One of the things we really want to do on our homestead is establish an orchard, where we can grow our own apples, plums, peaches, and cherries. Last year, we started down this road by planting two varieties of cherries: Morello (sour cherries) and Rainier (sweet cherries).
I am not actually a huge cherry fan, mostly because the varieties you usually find in the store don’t appeal to me (I don’t know what it is, but Bing cherries just gross me out).
While living in the Pacific NW, however, I discovered the Rainier cherry at a roadside stand and fell in love. Rainiers are not overly sweet, they’re crisp, tart and have a fresh, complex taste that makes the gross, overly sweet and mushy Bing pale in comparison. (I’m biased, can you tell?)
I also love cherry pies, but finding fresh sour cherries to bake with is challenging (I used to call ahead to my favorite vendors at the Portland farmers market to have them hold a crate of sour cherries for me to pick up) and they were also expensive.
So, long story short, we opted to plant some sour cherries and some sweet eating cherries.
We planted two trees of each variety last spring, and babied them all through the summer. We lugged gallon after gallon of water down to our little orchard. We mulched. We fenced (deer are incredibly destructive to young trees here, especially in the hot dry summer months when they are desperate for moisture). Then we waited, all through the long, cold winter.
Finally spring arrived and the trees budded out. The Morello cherries started to burst forth with white blossoms, which attracted hundreds of wonderful pollinating bees.
But the Rainiers just stalled. The developed buds, and then nothing. No blossoms. Nothing.
I started to freak out. First of all, these trees were expensive (the only ones I could find were older and well established, which are always more expensive than the young “whips”) and we totally coddled them all last season. What went wrong? The other trees are doing so well, and the Rainiers look dead!
So we started researching. Apparently when we got a cold snap this past April, it caused the Rainiers (but not the Morellos, strangely) to go dormant. They’re sort of in a state of suspended animation.
All we can do (according to the Googles, and a local nursery) is keep coddling them, put extra mulch around the trees to retain moisture, and keep them well-watered.
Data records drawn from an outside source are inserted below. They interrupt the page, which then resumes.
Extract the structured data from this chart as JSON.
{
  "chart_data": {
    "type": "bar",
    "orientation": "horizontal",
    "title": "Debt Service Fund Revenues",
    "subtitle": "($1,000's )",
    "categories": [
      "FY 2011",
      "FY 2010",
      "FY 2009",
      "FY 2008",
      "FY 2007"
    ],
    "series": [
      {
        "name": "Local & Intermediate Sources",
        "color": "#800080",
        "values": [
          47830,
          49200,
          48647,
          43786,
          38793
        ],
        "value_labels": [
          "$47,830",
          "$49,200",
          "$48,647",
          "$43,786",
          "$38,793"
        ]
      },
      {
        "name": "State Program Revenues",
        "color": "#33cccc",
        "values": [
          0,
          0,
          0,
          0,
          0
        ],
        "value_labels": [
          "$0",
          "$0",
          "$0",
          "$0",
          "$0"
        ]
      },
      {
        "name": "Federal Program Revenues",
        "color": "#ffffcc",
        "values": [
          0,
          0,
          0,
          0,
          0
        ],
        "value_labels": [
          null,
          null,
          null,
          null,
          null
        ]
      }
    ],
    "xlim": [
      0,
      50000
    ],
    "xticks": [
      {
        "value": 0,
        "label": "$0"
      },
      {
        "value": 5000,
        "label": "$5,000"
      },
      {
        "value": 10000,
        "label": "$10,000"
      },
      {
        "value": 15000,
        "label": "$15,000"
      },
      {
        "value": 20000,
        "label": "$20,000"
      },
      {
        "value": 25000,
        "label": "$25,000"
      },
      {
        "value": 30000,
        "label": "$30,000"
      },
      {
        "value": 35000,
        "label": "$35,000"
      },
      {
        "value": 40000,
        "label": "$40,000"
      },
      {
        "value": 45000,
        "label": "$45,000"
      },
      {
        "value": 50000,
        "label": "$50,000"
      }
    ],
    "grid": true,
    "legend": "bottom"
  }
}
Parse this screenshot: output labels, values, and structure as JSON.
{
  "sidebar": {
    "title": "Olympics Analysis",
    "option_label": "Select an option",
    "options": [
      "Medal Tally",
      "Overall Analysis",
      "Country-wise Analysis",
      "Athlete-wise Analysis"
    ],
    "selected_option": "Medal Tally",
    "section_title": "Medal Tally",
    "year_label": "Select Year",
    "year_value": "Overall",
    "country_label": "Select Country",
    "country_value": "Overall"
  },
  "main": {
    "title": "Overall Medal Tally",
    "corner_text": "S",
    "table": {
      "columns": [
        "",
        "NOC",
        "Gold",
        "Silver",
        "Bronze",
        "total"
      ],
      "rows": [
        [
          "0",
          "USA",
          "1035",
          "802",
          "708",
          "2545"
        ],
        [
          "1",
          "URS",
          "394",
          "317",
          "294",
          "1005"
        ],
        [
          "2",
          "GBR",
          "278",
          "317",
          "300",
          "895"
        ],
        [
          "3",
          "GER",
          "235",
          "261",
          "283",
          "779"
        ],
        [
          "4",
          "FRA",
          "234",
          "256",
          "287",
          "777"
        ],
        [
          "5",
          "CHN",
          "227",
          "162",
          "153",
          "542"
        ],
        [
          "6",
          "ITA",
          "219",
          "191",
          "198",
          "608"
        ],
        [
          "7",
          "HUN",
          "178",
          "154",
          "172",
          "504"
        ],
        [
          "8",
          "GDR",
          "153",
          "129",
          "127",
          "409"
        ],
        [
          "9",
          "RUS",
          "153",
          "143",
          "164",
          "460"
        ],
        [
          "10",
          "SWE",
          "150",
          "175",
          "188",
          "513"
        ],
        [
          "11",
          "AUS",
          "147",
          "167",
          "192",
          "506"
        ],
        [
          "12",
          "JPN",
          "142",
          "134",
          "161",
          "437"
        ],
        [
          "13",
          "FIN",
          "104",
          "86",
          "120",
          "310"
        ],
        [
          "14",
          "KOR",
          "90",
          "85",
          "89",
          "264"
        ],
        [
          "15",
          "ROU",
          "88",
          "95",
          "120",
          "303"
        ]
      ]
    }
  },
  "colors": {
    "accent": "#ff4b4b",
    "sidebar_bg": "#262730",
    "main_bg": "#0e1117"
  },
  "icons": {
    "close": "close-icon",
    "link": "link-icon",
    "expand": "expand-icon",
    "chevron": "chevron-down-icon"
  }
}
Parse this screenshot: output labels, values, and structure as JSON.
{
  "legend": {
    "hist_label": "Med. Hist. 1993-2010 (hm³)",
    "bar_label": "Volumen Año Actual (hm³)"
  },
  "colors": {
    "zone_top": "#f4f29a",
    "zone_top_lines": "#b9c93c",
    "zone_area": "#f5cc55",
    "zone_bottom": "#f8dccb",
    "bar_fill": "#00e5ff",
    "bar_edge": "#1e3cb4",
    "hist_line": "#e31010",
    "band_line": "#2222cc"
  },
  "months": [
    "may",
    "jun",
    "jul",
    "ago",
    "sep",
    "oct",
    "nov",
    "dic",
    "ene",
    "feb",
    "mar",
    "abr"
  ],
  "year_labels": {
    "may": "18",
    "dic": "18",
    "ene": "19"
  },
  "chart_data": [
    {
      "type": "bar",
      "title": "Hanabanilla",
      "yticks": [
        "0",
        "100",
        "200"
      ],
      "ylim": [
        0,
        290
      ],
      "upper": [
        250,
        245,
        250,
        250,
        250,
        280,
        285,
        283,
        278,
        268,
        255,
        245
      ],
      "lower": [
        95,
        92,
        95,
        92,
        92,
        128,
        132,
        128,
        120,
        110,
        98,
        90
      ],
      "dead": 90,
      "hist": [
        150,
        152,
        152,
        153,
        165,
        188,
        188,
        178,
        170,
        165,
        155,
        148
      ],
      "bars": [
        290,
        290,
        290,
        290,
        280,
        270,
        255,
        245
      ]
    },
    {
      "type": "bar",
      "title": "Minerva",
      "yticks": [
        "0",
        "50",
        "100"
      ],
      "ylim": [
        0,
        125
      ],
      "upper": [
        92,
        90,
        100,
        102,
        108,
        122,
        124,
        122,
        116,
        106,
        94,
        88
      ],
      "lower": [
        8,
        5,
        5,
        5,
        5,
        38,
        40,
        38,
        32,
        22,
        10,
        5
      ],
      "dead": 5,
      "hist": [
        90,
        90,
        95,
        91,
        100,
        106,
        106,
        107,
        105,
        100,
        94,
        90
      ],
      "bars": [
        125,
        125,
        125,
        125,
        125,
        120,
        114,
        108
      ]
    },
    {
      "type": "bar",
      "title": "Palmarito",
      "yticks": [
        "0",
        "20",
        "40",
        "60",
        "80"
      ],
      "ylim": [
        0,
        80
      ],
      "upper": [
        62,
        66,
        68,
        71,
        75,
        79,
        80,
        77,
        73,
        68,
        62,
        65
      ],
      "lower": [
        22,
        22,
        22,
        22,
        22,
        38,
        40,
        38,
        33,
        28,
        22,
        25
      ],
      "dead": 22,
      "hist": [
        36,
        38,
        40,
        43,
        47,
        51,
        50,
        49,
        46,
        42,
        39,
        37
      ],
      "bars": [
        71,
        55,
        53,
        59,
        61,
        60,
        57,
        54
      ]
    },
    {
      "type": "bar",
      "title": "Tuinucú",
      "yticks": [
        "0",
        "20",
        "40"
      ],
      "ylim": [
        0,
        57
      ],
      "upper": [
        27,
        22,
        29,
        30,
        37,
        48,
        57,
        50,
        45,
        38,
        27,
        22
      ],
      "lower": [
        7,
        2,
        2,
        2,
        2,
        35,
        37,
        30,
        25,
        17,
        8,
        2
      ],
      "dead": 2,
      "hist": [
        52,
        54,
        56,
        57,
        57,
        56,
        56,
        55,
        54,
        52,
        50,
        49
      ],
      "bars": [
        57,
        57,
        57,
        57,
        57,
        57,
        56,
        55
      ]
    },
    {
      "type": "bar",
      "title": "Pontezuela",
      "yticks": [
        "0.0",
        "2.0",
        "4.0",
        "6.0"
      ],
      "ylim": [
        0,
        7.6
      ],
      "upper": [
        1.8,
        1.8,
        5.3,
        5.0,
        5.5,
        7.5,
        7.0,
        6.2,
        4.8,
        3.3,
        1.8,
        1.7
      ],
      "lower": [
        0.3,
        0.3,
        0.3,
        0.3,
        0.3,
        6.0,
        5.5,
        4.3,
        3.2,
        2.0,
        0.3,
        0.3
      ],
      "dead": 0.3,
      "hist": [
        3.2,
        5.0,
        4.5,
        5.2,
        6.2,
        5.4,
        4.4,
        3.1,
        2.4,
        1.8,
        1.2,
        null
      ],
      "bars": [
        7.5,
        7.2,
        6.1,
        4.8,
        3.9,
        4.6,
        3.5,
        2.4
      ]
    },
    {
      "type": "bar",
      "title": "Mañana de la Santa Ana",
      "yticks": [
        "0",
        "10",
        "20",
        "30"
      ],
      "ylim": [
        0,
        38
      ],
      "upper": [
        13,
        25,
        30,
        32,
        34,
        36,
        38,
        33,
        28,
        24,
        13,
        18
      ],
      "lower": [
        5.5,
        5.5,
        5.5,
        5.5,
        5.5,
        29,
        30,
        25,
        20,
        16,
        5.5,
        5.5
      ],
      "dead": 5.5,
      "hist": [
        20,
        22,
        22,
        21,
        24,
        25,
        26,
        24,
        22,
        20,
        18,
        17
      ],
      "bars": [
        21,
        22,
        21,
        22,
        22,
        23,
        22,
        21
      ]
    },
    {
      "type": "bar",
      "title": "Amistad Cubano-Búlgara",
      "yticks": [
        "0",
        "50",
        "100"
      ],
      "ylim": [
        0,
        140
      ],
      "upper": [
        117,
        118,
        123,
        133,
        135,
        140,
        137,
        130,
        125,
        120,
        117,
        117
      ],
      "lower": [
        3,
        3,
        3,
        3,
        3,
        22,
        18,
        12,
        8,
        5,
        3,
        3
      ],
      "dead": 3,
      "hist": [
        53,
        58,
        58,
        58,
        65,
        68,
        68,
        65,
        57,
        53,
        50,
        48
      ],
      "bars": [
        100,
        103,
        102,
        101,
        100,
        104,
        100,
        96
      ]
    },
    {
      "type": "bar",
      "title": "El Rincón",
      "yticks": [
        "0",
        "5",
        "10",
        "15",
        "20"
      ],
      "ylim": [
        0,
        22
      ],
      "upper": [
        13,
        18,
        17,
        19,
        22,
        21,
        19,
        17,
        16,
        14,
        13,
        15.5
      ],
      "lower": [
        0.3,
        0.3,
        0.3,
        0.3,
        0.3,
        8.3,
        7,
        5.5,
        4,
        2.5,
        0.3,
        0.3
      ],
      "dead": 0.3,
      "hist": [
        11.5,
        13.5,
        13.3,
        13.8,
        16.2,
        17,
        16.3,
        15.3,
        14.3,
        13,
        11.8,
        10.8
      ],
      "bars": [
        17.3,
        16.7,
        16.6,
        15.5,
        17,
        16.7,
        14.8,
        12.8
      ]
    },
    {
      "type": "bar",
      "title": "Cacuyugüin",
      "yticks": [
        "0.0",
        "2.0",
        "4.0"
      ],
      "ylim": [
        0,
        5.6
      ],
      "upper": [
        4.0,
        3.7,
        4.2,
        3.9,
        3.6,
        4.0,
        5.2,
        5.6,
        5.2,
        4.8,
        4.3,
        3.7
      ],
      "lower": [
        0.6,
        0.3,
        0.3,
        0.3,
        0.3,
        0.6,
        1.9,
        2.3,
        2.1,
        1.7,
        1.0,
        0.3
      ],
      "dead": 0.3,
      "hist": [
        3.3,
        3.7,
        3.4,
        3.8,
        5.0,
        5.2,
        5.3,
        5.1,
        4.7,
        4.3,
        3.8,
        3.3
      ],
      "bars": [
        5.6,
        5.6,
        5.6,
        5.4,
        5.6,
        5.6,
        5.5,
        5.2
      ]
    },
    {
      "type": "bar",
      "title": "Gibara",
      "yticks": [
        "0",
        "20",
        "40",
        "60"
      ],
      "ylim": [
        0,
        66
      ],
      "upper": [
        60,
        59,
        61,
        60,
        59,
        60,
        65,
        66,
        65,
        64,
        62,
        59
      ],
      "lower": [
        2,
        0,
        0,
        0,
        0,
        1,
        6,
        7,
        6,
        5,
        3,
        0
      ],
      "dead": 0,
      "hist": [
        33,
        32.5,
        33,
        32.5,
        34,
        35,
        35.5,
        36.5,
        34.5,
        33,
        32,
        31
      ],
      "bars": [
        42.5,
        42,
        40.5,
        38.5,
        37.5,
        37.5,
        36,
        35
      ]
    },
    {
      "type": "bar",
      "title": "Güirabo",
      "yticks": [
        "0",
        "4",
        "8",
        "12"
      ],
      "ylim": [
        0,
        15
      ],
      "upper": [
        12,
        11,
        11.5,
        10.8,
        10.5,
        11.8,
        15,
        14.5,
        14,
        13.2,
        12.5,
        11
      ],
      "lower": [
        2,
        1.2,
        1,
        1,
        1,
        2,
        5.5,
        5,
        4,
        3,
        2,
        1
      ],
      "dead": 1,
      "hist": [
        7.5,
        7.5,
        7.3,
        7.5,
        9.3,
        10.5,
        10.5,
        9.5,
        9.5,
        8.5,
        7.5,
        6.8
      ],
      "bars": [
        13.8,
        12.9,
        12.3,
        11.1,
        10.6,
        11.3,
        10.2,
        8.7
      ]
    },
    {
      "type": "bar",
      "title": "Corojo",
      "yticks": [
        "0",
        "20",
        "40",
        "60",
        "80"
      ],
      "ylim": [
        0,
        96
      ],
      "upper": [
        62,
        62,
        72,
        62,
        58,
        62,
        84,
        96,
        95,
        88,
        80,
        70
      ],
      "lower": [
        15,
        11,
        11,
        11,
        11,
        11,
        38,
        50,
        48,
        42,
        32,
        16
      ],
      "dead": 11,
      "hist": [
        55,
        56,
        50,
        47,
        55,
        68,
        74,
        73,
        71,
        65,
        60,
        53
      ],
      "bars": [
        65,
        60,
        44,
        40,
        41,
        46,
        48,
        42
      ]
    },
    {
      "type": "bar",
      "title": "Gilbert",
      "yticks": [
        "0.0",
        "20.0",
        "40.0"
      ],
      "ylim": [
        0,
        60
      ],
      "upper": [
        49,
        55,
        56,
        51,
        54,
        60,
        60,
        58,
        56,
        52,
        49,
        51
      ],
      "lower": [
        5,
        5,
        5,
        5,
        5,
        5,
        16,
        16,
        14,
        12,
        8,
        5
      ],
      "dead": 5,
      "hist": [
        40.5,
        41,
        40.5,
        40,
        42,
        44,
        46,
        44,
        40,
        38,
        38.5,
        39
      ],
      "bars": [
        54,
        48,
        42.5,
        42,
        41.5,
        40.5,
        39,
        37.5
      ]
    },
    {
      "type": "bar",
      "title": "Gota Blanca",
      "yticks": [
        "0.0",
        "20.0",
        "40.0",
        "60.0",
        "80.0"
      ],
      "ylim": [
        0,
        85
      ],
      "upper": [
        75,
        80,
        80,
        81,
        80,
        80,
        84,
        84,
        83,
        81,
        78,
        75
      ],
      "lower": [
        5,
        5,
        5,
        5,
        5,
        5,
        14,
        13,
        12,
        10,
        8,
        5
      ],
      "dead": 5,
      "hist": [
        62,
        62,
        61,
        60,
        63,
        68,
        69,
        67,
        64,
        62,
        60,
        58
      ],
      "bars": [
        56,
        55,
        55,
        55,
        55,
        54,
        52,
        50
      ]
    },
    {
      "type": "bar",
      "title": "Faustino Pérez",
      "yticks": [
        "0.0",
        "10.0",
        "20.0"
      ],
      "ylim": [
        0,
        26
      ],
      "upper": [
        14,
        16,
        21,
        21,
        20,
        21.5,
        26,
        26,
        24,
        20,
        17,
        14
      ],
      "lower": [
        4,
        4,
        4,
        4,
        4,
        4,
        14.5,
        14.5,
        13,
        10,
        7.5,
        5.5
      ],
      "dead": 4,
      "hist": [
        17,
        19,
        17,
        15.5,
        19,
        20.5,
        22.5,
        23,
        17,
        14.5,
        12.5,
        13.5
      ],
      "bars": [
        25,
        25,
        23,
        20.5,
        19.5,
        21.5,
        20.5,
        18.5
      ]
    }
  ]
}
And hope that next year, they will rally. (On the plus side, if they do make it, they will be hardier for this experience – IF they make it, that is. I’m hoping against hope they do.)
It’s amazing how emotionally invested you become, when you exert so much of your time, energy and finances into these various little initiatives.
We are so completely wrapped up in the well-being of every plant in our garden, every tree in our orchard, every chicken in the coop, every freaking solider fly larva in the compost. We cheer them on, and hope for them to succeed. Which is tough, living in the location we do, where frost, drought, and predators (coyotes, hawks, and eagles for the chickens; ground squirrels, moles, deer and rabbits for the plants) all seem to stack the odds against us.
But we keep trying. This homesteading stuff is a lot of work. I grew up on a farm, so I knew that going into it. Establishing a homestead, on top of full-time work for both me and my husband, plus raising two small children, is no small task. But we have no doubt that it is worth it. Living here, tending the land, growing our food – this feeds our souls in a way that nothing else can. So we will keep mulching, keep fencing, keep on cheering for all the little life forms on this beautiful little piece of earth.
And maybe someday we’ll be able to eat some cherries.